エカワ珈琲店の出来事

主に、エカワ珈琲店の日常の物語をお届けしています。

年金だけでは食べて行けない、でも――健康なら働いて暮らしていける

2022年の春、エカワ家の家計支出は毎月33万円ほどだった。

「大雑把な暮らし」と自分で言いながらも、夫婦ふたりで営む小さなコーヒー豆自家焙煎店の生活は、どこかのんびりしていて、どこか張りつめてもいた。

当時の私は70歳。公的年金は月に8万円ほど。そこから介護保険料が引かれるから、実際に手元に残るのはもっと少ない。

妻は61歳で、年金受給まではまだ4年。仮に受給しても6万円ほどだから、ふたり合わせても家計には到底届かない。

「年金だけでは暮らせない」

そんな当たり前の現実を、私たちは自営業という形で乗り越えていた。

 

パパママストアの常識を裏切った店

資本主義の教科書には、こう書いてある。

「高齢の零細商売は、売上が減り、過去の蓄えを食いつぶし、やがて廃業する」

しかし、エカワ珈琲店はその逆を歩んでいた。

2010年代に都会で静かに始まったコーヒー豆自家焙煎店のブームが、和歌山にも届いて来ていた。

若いお客さんが増え、30年続けてきた商売が、ここにきてようやく追い風を受け始めた。

「今が一番やりやすい」

そう思えるほど、時代が味方してくれていた。

 

もし健康で、もしふたりで続けられたなら

2022年の私は、こう考えていた。

この静かなコーヒー豆自家焙煎店ブームに遅れずついていければ、そして夫婦ふたりが今の健康を保てれば、年金では到底足りない家計も、商売で十分に補えるはずだと。

実際、当時の店には若いお客さんが増え、「まだまだやれる」「もう少し伸びる」、そんな手応えが、毎日の焙煎の煙の向こうに確かに見えていた。

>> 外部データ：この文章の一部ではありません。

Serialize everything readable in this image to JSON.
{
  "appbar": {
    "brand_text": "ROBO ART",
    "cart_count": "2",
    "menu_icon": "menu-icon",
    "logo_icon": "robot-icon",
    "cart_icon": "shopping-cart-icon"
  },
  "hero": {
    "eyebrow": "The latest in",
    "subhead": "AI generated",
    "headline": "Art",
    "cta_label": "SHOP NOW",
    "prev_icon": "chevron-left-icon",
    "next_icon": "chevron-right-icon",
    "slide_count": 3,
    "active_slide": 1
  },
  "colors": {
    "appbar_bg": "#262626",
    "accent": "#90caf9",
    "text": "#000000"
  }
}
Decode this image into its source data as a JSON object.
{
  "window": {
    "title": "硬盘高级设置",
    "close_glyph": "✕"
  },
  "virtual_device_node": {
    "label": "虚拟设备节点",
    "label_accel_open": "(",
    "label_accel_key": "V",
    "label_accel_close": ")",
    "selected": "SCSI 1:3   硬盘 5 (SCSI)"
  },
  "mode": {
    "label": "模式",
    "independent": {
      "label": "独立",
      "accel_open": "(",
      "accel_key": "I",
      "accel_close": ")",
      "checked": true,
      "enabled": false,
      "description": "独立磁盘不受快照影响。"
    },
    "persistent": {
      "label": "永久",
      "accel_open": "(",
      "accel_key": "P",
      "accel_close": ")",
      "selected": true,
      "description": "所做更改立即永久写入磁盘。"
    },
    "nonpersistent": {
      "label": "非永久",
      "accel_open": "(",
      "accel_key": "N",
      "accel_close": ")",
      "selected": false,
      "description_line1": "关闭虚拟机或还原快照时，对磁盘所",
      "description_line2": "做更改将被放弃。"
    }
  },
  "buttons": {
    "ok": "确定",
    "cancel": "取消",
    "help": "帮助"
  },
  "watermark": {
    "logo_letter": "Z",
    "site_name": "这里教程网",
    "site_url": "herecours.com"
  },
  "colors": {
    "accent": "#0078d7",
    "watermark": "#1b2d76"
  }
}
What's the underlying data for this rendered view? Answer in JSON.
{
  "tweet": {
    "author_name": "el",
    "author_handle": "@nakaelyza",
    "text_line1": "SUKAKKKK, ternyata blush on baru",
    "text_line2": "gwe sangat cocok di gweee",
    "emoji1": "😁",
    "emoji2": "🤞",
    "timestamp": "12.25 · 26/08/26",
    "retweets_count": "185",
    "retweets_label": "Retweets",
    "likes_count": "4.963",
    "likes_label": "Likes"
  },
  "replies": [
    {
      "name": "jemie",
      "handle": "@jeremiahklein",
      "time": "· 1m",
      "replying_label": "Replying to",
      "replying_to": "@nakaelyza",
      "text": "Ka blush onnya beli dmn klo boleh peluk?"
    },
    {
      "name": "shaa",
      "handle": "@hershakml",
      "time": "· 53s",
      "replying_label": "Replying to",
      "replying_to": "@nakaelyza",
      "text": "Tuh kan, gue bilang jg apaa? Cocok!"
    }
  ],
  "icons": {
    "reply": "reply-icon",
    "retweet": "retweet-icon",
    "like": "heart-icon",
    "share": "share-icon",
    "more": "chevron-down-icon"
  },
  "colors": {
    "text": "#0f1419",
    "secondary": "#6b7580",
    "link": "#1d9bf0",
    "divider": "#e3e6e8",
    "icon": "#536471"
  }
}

そしてその2年後――妻が入退院を繰り返し、介護が必要な生活に変わっていったとき、普通なら収入が減り、家計に不安が押し寄せるはずだった。

けれど、あの頃の追い風は、私たちを裏切らなかった。

店を開けられる日は減っても、焙煎できる量が少し減っても、お客さんは変わらず足を運んでくれた。

通販の注文も途切れなかった。

「大丈夫ですよ、ゆっくりで」

「待ちますから」

そんな言葉をかけてくれるお客さんもいた。

商売の勢いと、お客さんの温かさが、介護の不安を静かに支えてくれた。

収入の心配をせずに妻のそばにいられたのは、まぎれもなくコーヒーの仕事のおかげだった。

そして、30数年続けてきたこの小さな店が、思っていた以上に強く、しなやかだったからだ。

 

そして今、74歳。独りぼっちになっても

妻に先立たれ、独りになった今。

年金8万円では暮らしていけない。

雇われて働く体力もない。

それでも、私は食べていけている。

自宅で、手慣れたコーヒーの仕事を続けているからだ。

「趣味が珈琲、特技が珈琲、仕事が珈琲」

その言葉の通り、私はコーヒーに救われている。

2000年代、お金に追われていた頃は、脱サラした自分を責めた。

「あと10年公務員を続けていたら」と考えたこともある。

だが、70歳を過ぎた頃から、ようやく思えるようになった。

――あのとき脱サラした選択は、間違いではなかった。

74歳になっても、妻を失っても、私はまだ、自分の手で稼ぎ、自分の生活を支えている。

それは、コーヒーという仕事を選んだ30数年前の自分が残してくれた、小さくて、しかし確かな「生きる道」だ。